The economic situation is deteriorating day by day, especially after devastating earthquakes struck on February 6.

According to a statement issued by the Response Coordination Group, the price of meat in northwestern Syria has gone up by 57 percent during the month of Ramadan and vegetables and fruit have risen by 55 percent.

“The markets are definitely quieter this Ramadan,” said Abu Hussein, a supermarket owner in the city of Idlib. “The price of food is higher because merchants are monopolising and hoarding, controlling the price without thinking about how hard the living conditions are for the people in the region.”

The population in northwestern Syria is about 4.5 million people, 2.9 million of whom are internally displaced, according to the UN Office for the Coordination of Humanitarian Affairs.

“This Ramadan is the hardest for us so far because of the financial crisis we’re experiencing and our dependence on the meals provided by relief organisations,” said Mariam Haloul, a mother of four whose house was destroyed in the earthquakes and who now lives near Salqin in a camp for survivors of the disaster.

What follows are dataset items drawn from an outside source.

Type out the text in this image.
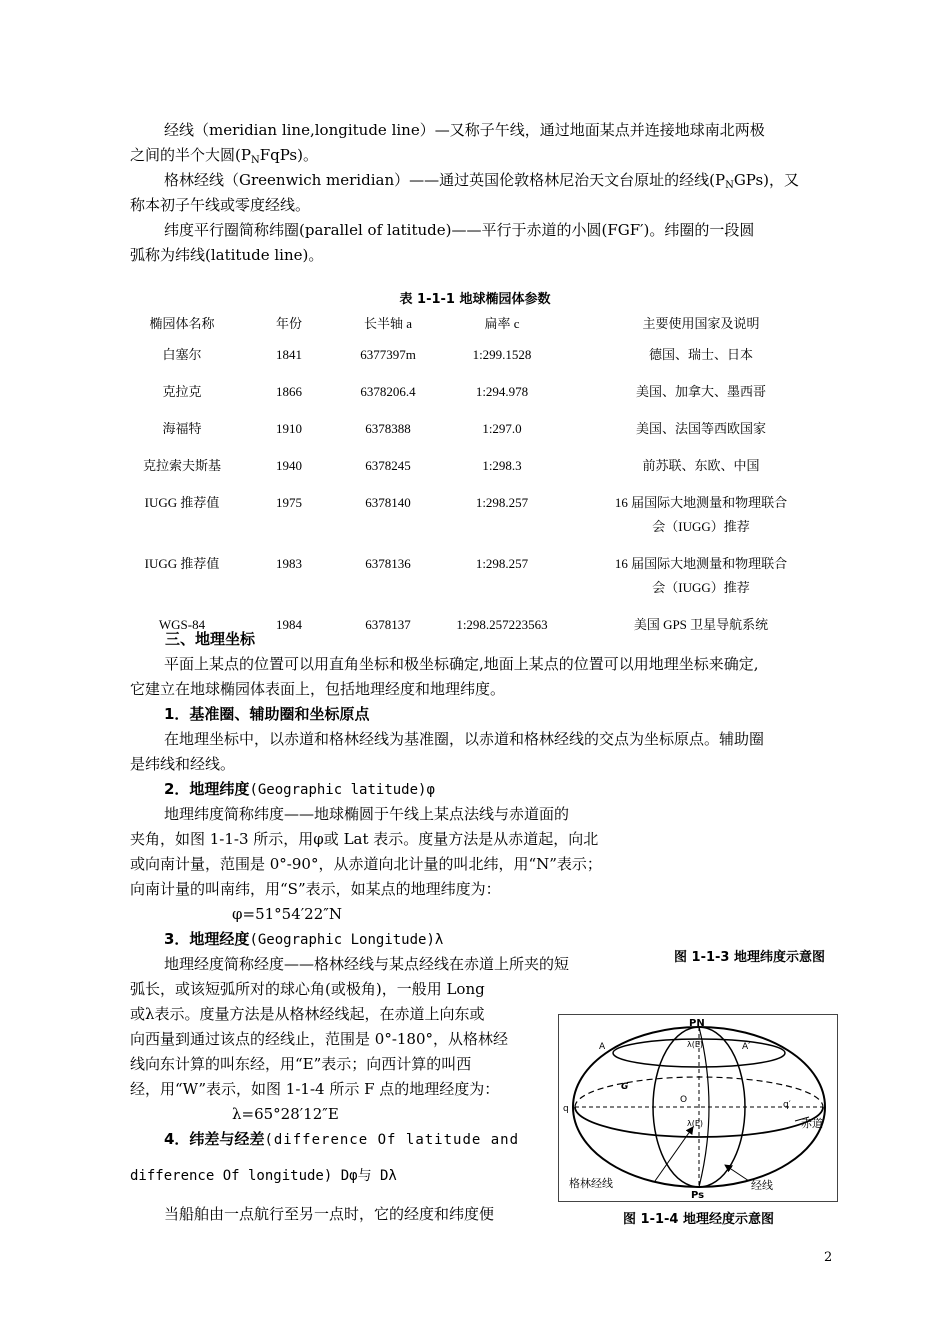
经线（meridian line,longitude line）—又称子午线，通过地面某点并连接地球南北两极
之间的半个大圆$(P_NFqPs)$。
格林经线（Greenwich meridian）——通过英国伦敦格林尼治天文台原址的经线$(P_NGPs)$，又
称本初子午线或零度经线。
纬度平行圈简称纬圈(parallel of latitude)——平行于赤道的小圆(FGF′)。纬圈的一段圆
弧称为纬线(latitude line)。
表 1-1-1 地球椭园体参数
椭园体名称	年份	长半轴 a	扁率 c	主要使用国家及说明
白塞尔	1841	6377397m	1:299.1528	德国、瑞士、日本
克拉克	1866	6378206.4	1:294.978	美国、加拿大、墨西哥
海福特	1910	6378388	1:297.0	美国、法国等西欧国家
克拉索夫斯基	1940	6378245	1:298.3	前苏联、东欧、中国
IUGG 推荐值	1975	6378140	1:298.257	16 届国际大地测量和物理联合
会（IUGG）推荐

IUGG 推荐值	1983	6378136	1:298.257	16 届国际大地测量和物理联合
会（IUGG）推荐

WGS-84	1984	6378137	1:298.257223563	美国 GPS 卫星导航系统
三、地理坐标
平面上某点的位置可以用直角坐标和极坐标确定,地面上某点的位置可以用地理坐标来确定,
它建立在地球椭园体表面上，包括地理经度和地理纬度。
1．基准圈、辅助圈和坐标原点
在地理坐标中，以赤道和格林经线为基准圈，以赤道和格林经线的交点为坐标原点。辅助圈
是纬线和经线。
2．地理纬度(Geographic latitude)φ
地理纬度简称纬度——地球椭圆于午线上某点法线与赤道面的
夹角，如图 1-1-3 所示，用φ或 Lat 表示。度量方法是从赤道起，向北
或向南计量，范围是 0°-90°，从赤道向北计量的叫北纬，用“N”表示；
向南计量的叫南纬，用“S”表示，如某点的地理纬度为：
φ=51°54′22″N
3．地理经度(Geographic Longitude)λ
地理经度简称经度——格林经线与某点经线在赤道上所夹的短
弧长，或该短弧所对的球心角(或极角)，一般用 Long
或λ表示。度量方法是从格林经线起，在赤道上向东或
向西量到通过该点的经线止，范围是 0°-180°，从格林经
线向东计算的叫东经，用“E”表示；向西计算的叫西
经，用“W”表示，如图 1-1-4 所示 F 点的地理经度为：
λ=65°28′12″E
4．纬差与经差(difference Of latitude and
difference Of longitude) Dφ与 Dλ
当船舶由一点航行至另一点时，它的经度和纬度便
图 1-1-3 地理纬度示意图
图 1-1-4 地理经度示意图
PN
Ps
A	A′
G
O
q	q′
λ(E)
λ(E)	赤道
格林经线	经线
2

Humanitarian organisations working in the area are trying to help people affected by the quakes by providing food for iftar, the meal at sundown when Muslim break their daylong fast during Ramadan, or by holding community iftar banquets, like one held in Atareb, west of Aleppo.

“The iftar banquet that was held in the city, which included more than 1,000 people, aimed to bring the people of the city together in a spiritual atmosphere, especially after the earthquakes, which claimed the lives of dozens of the city’s residents, especially in the neighbourhood where the iftar was held, where three buildings were destroyed and 45 people were killed,” Mahmoud Abu al-Majd, an activist from Atareb, said.